Why does Russia want Pokrovsk?
Russia wants to take the whole of the Donbas region, which comprises the Luhansk and Donetsk provinces. Ukraine still controls about 10 per cent of Donbas – an area of about 5,000 square km (1,930 square miles) in western Donetsk.
President Vladimir Putin claims the Donbas is now legally part of Russia, after his forces seized the provinces’ regional capitals and carried out a local “referendum” on joining Russia. The international community has rejected this as an illegal land grab.
Capturing Pokrovsk, dubbed “the gateway to Donetsk” by Russian media, and Kostiantynivka to the northeast which Russian forces are also trying to envelop, would give Moscow its most important single territorial gain inside Ukraine since it took the ruined city of Avdiivka in early 2024.
It would also would give Moscow a platform to drive north towards the two biggest remaining Ukrainian-controlled cities in Donetsk – Kramatorsk and Slovyansk.
Putin would never have stopped if not for Ukrainian army, says Klitschko
Kyiv mayor Vitali Klitschko says there is no limit to the expansionist goals of Russia’s Vladimir Putin, saying the Russian army would “never” have stopped if not for Ukraine’s resistance.
Klitschko was speaking to MPs in the UK’s Foreign Affairs Committee yesterday.
“That’s why my message is that only together, we can stop Putin. Because Putin would go so far as we allow him to go,” he said.
“Ukraine, if we were not successful, definitely Putin [would] never [have] stopped in Ukraine,” he said.
He also said that Ukraine is fighting against “one of the strongest and biggest armies, [the] Russian army” which it has been “successfully defending” against for four years.
Klitschko described Russia’s war as “genocide”, saying that the east of Ukraine is “totally destroyed”.“[Russia] destroyed the cities, destroyed the villages, destroyed a big part of our homeland,” he said.
Watch: Child and mother among four killed in Russian drone and missile strikes
Still a long way to go in talks on Ukraine, Russia’s Lavrov says
Russia’s foreign minister Sergei Lavrov said there was no reason to be excited about US president Donald Trump’s pressure on Europe and Ukraine as there is still “a long way to go” in peace talks.

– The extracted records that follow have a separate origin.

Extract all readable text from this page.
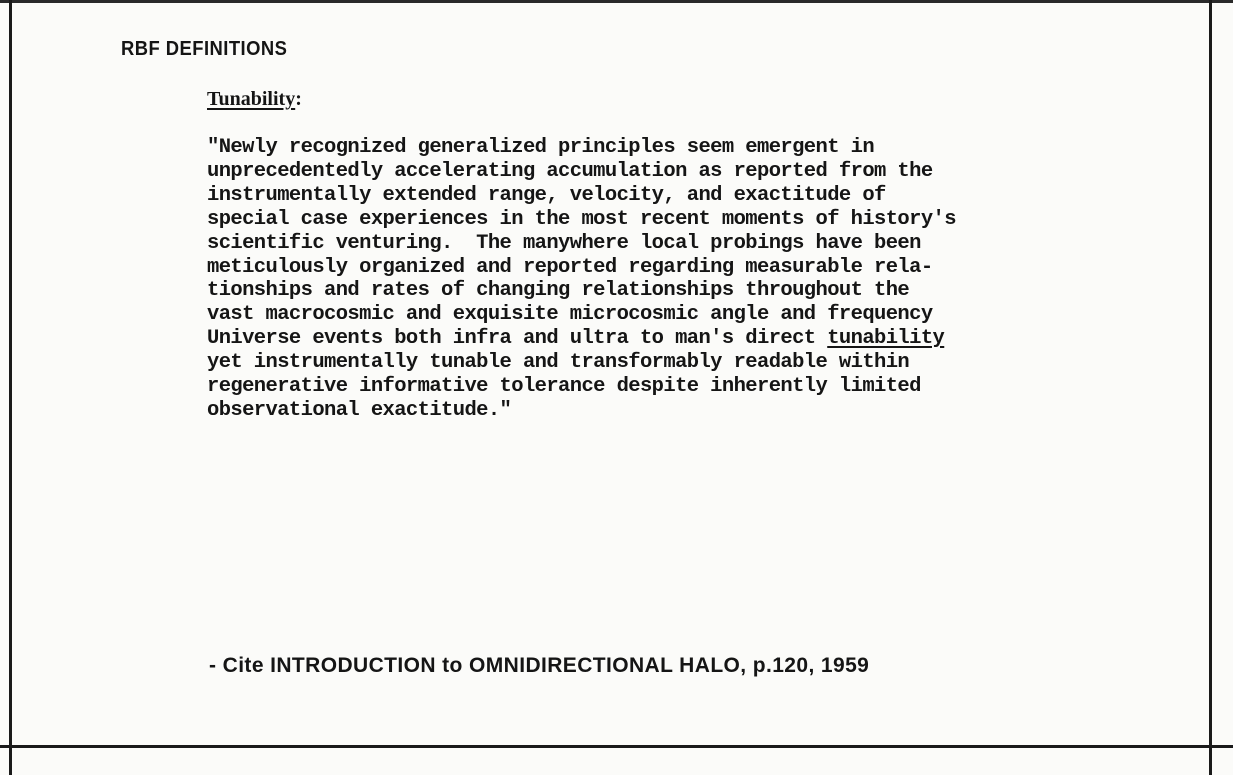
RBF DEFINITIONS
Tunability:
"Newly recognized generalized principles seem emergent in
unprecedentedly accelerating accumulation as reported from the
instrumentally extended range, velocity, and exactitude of
special case experiences in the most recent moments of history's
scientific venturing.  The manywhere local probings have been
meticulously organized and reported regarding measurable rela-
tionships and rates of changing relationships throughout the
vast macrocosmic and exquisite microcosmic angle and frequency
Universe events both infra and ultra to man's direct tunability
yet instrumentally tunable and transformably readable within
regenerative informative tolerance despite inherently limited
observational exactitude."
- Cite INTRODUCTION to OMNIDIRECTIONAL HALO, p.120, 1959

His remarks come a day after he dampened hopes for an economic cooperation deal with the Trump administration, decrying the US’s declared aim of “economic dominance”.

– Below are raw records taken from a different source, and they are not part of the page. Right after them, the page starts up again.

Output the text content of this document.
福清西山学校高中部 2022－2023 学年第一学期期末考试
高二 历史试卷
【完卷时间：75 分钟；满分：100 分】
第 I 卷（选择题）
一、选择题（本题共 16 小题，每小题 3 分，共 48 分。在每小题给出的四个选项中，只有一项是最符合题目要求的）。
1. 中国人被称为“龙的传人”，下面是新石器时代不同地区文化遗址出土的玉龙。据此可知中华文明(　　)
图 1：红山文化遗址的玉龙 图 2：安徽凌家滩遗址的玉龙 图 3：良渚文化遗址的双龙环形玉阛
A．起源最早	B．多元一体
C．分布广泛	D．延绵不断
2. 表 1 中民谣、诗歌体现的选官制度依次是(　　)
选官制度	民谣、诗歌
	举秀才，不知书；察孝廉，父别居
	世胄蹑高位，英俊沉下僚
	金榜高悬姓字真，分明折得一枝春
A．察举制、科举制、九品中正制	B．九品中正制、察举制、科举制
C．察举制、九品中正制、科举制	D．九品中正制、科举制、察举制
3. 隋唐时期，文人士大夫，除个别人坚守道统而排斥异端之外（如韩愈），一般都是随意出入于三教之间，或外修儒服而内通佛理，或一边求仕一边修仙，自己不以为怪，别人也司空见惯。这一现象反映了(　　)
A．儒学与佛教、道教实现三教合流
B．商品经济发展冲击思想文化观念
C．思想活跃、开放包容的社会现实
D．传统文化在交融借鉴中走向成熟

“We also don’t see any bright future in the economic sphere,” Lavrov said.
Looking to cash in on wartime tech, Ukraine opens up arms exports
Ukraine is opening up exports of its domestically produced weapons, president Volodymyr Zelensky says, as a way for Kyiv to cash in on its wartime technological developments and generate badly needed funds.
Zelensky said 10 “export centres” for Ukrainian weapons would be opened in 2026 across Europe, adding that combat drones would be among the exports.
“Today, Europe’s security is built on technology and drones,” Zelensky said on Sunday evening.”All of this will be based largely on Ukrainian technology and Ukrainian specialists,” he said.
Zelensky said production of Ukrainian drones would begin in Germany in February, adding to those already being built in the UK under a joint production initiative. He did not identify the companies involved.
Ukraine’s allies have expressed interest in learning from its wartime experience and technological innovation to bolster their own forces, many of them weakened by decades of low defence spending.
Ukraine-born Trowbridge singer raises funds for citizens back home
Yana Kozah, a Ukrainian singer and songwriter who fled Ukraine after the Russian invasion, is now using her voice to perform and raise funds to help people back at home.
The Trowbridge resident sings in a choir and even performs solo so that she can raise money for John’s Red Bus, a UK charity delivering aid.
“[In Ukraine,] people are without heating, no light. Sometimes you wish you could not read the news but then you remember these people are living it, they cannot turn it off,” Kozah told BBC West Point.
She has previously raised funds for Ukrainian children.
“The main reason I’m trying to do what I’m doing is to help my country in ways I can,” she said.